The discovery of an inverse correlation between CCNA1 methylation and expression in CC lines suggested possibility of the same situation in vivo. To test this hypothesis, we evaluated the epigenetic control in vivo. Six frozen OTC-embedded CCs and five normal cervices were microdissected and subjected to duplex MSP and CCNA1 RT-PCR. Figure 3 shows examples of typical in vivo results. First, whereas no methylation could be observed, CCNA1 mRNA was discoverable by RT-PCR in normal cervix from both epithelium and connective tissue cells (Fig. 3A). In contrast, epigenetic control was detectable in cervical epithelia of CC patients from both malignant cells and adjacent histologically normal cervical epithelia. Nonetheless, in matched cases, a higher degree of methylation could be demonstrated in cancer than in normal cells. From all CCs, no CCNA1 mRNA was detectable. Interestingly, even if methylation was detected, CCNA1 was expressed in malignancy-adjacent histologically normal cervical tissues. Moreover, an inverse correlation between the methylation level and mRNA quantity was observed. CCNA1 expression in methylated malignancy-adjacent histologically normal cervical epithelium may be due to normal cell contamination or partial methylation at the promoter according to CC multistep progression. Whereas complete methylation could be observed in most cancer cells, partial and non-methylated CCNA1 was discovered in the adjacent epithelia (Fig. 3B). In conclusion, this experiment evaluating cervical tissue in vivo led to three conclusions. First, CCNA1 methylation was exclusively associated with cervical carcinogenesis. Second, the epigenetic alteration occurred earlier than morphological transformation of the cellular phenotype. Finally, methylation may play a role in this gene inactivation.

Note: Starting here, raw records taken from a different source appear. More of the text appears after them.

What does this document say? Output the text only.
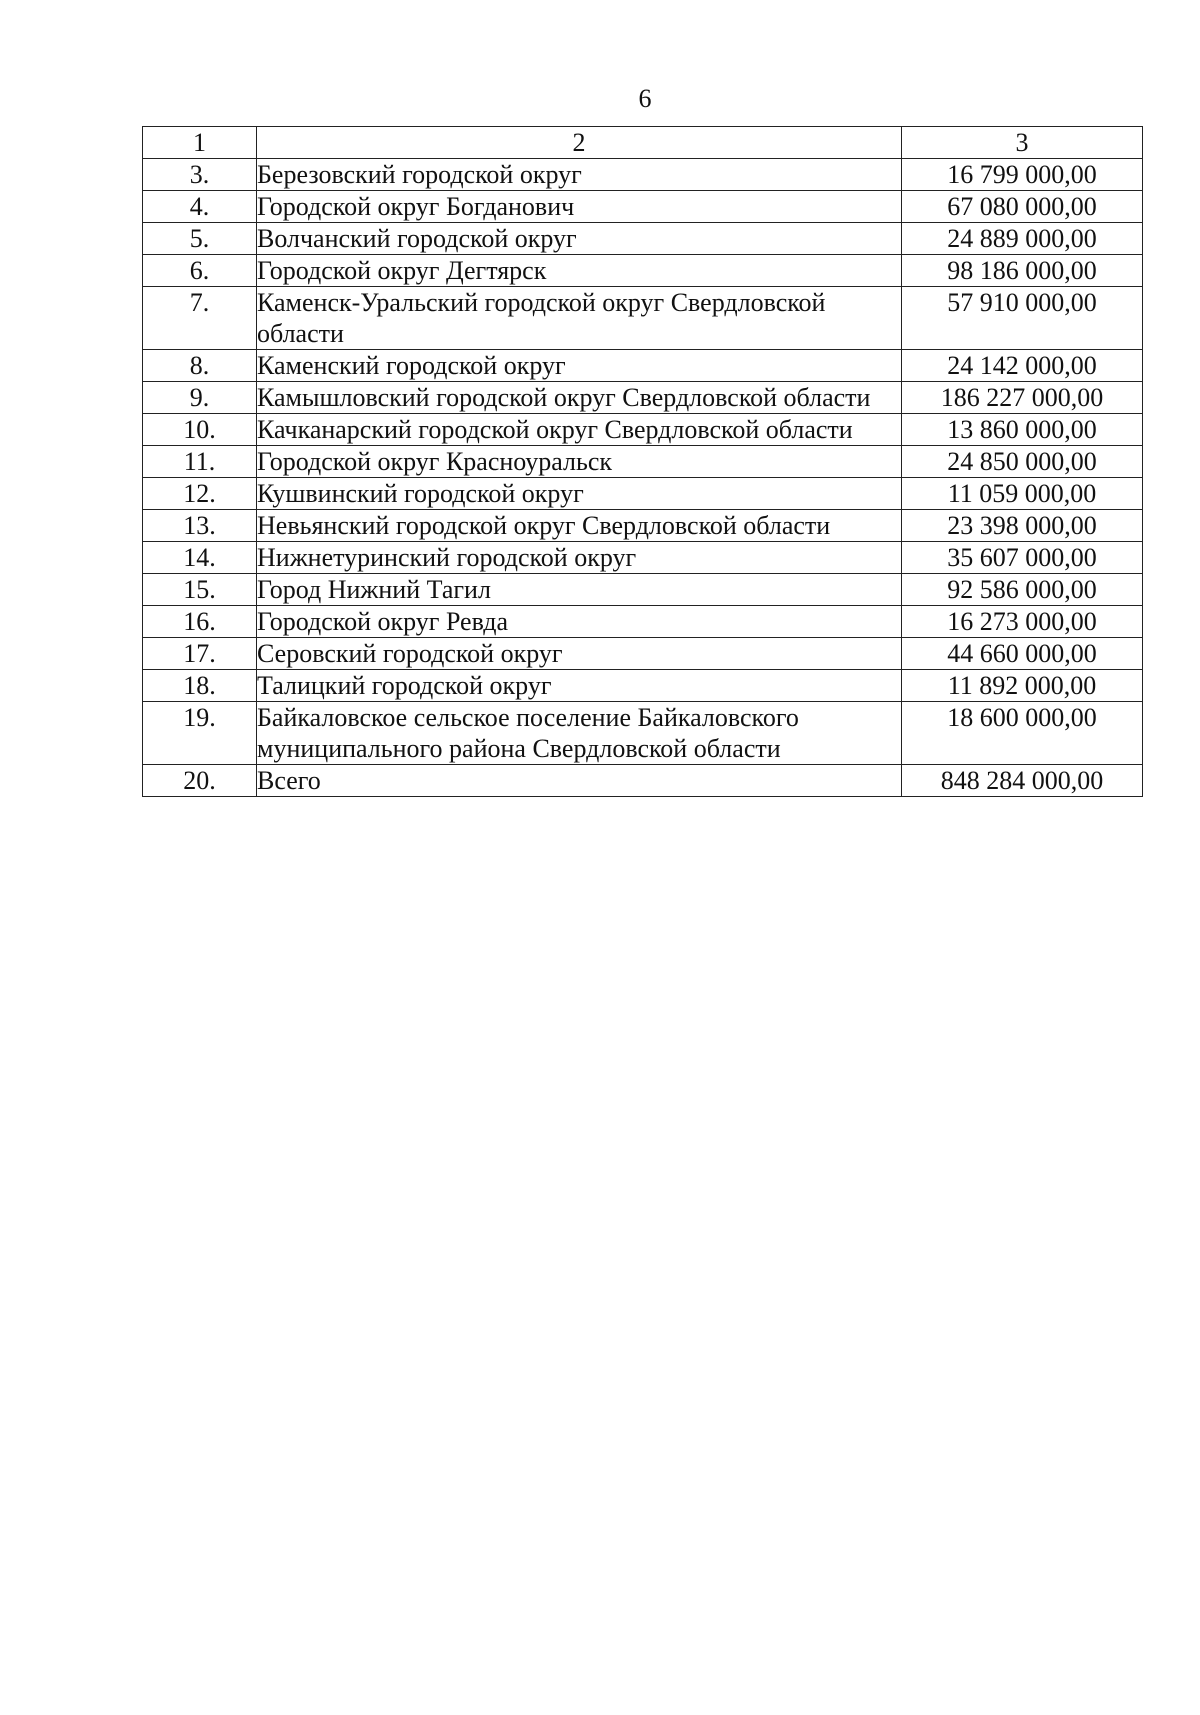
6
1	2	3
3.	Березовский городской округ	16 799 000,00
4.	Городской округ Богданович	67 080 000,00
5.	Волчанский городской округ	24 889 000,00
6.	Городской округ Дегтярск	98 186 000,00
7.	Каменск-Уральский городской округ Свердловской области	57 910 000,00
8.	Каменский городской округ	24 142 000,00
9.	Камышловский городской округ Свердловской области	186 227 000,00
10.	Качканарский городской округ Свердловской области	13 860 000,00
11.	Городской округ Красноуральск	24 850 000,00
12.	Кушвинский городской округ	11 059 000,00
13.	Невьянский городской округ Свердловской области	23 398 000,00
14.	Нижнетуринский городской округ	35 607 000,00
15.	Город Нижний Тагил	92 586 000,00
16.	Городской округ Ревда	16 273 000,00
17.	Серовский городской округ	44 660 000,00
18.	Талицкий городской округ	11 892 000,00
19.	Байкаловское сельское поселение Байкаловского муниципального района Свердловской области	18 600 000,00
20.	Всего	848 284 000,00
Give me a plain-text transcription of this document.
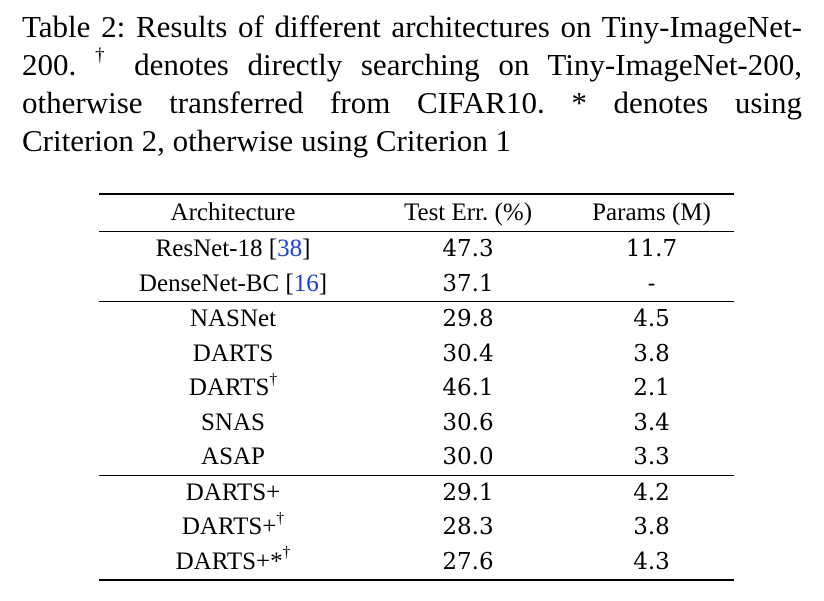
Table 2: Results of different architectures on Tiny-ImageNet-200. † denotes directly searching on Tiny-ImageNet-200, otherwise transferred from CIFAR10. * denotes using Criterion 2, otherwise using Criterion 1
Architecture	Test Err. (%)	Params (M)
ResNet-18 [38]	47.3	11.7
DenseNet-BC [16]	37.1	-
NASNet	29.8	4.5
DARTS	30.4	3.8
DARTS†	46.1	2.1
SNAS	30.6	3.4
ASAP	30.0	3.3
DARTS+	29.1	4.2
DARTS+†	28.3	3.8
DARTS+*†	27.6	4.3
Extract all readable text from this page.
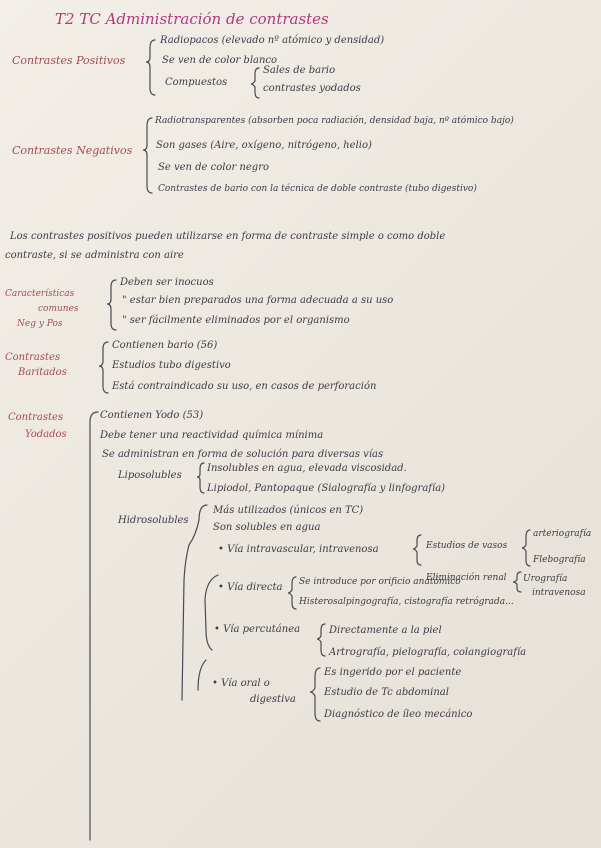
T2 TC Administración de contrastes
Contrastes Positivos
Radiopacos (elevado nº atómico y densidad)
Se ven de color blanco
Compuestos
Sales de bario
contrastes yodados
Contrastes Negativos
Radiotransparentes (absorben poca radiación, densidad baja, nº atómico bajo)
Son gases (Aire, oxígeno, nitrógeno, helio)
Se ven de color negro
Contrastes de bario con la técnica de doble contraste (tubo digestivo)
Los contrastes positivos pueden utilizarse en forma de contraste simple o como doble
contraste, si se administra con aire
Características
comunes
Neg y Pos
Deben ser inocuos
" estar bien preparados una forma adecuada a su uso
" ser fácilmente eliminados por el organismo
Contrastes
Baritados
Contienen bario (56)
Estudios tubo digestivo
Está contraindicado su uso, en casos de perforación
Contrastes
Yodados
Contienen Yodo (53)
Debe tener una reactividad química mínima
Se administran en forma de solución para diversas vías
Liposolubles
Insolubles en agua, elevada viscosidad.
Lipiodol, Pantopaque (Sialografía y linfografía)
Hidrosolubles
Más utilizados (únicos en TC)
Son solubles en agua
• Vía intravascular, intravenosa	Estudios de vasos
arteriografía
Flebografía
Eliminación renal Urografía
intravenosa
• Vía directa Se introduce por orificio anatómico
Histerosalpingografía, cistografía retrógrada...
• Vía percutánea	Directamente a la piel
Artrografía, pielografía, colangiografía
• Vía oral o
digestiva
Es ingerido por el paciente
Estudio de Tc abdominal
Diagnóstico de íleo mecánico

Cervical intraepithelial neoplasia provides a crucial model to study the multistep process of carcinogenesis. Therefore, we evaluated the frequency of CCNA1 methylation in several cervical epithelial tissues with a distinctive degree of malignant transformation, normal cervix, CIN, microinvasive and CC, respectively. We selected 43, 25 and 30 cases of white blood cells (WBC), normal cervical biopsies and invasive CCs, respectively (Table 2). Among these samples, 13 WBC samples and 6 normal cervical samples, located at least 3 cm from the tumor margin and showing the absence of HPV DNA, originated from CC patients. For all cases, when a methylated amplicon was visible and the methylation percentage measured exceeded 5%, the test was deemed positive. All selected CCs were squamous and positive for HPV. Of the cases, 24 harbored HPV type 16, 4 had HPV type 18 and 2 cases displayed unclassifiable HPV types. Interestingly, a high frequency of methylation was exclusively present in CCs, i.e., 28 cases or 93.3% (Fig. 4A,B and Table 2). To reveal multistep carcinogenesis, we included 24 cases of SILs and 5 microinvasive cancers from exfoliated cervical cells. All cases were positive for oncogenic HPV, analyzed by Hybrid Capture 2. Whereas 60% and 36.6% of the microinvasive cancers and high SILs, respectively, demonstrated CCNA1 methylation, none of the HPV-associated low SILs exhibited these epigenetic changes (Fig. 4B and Table 2).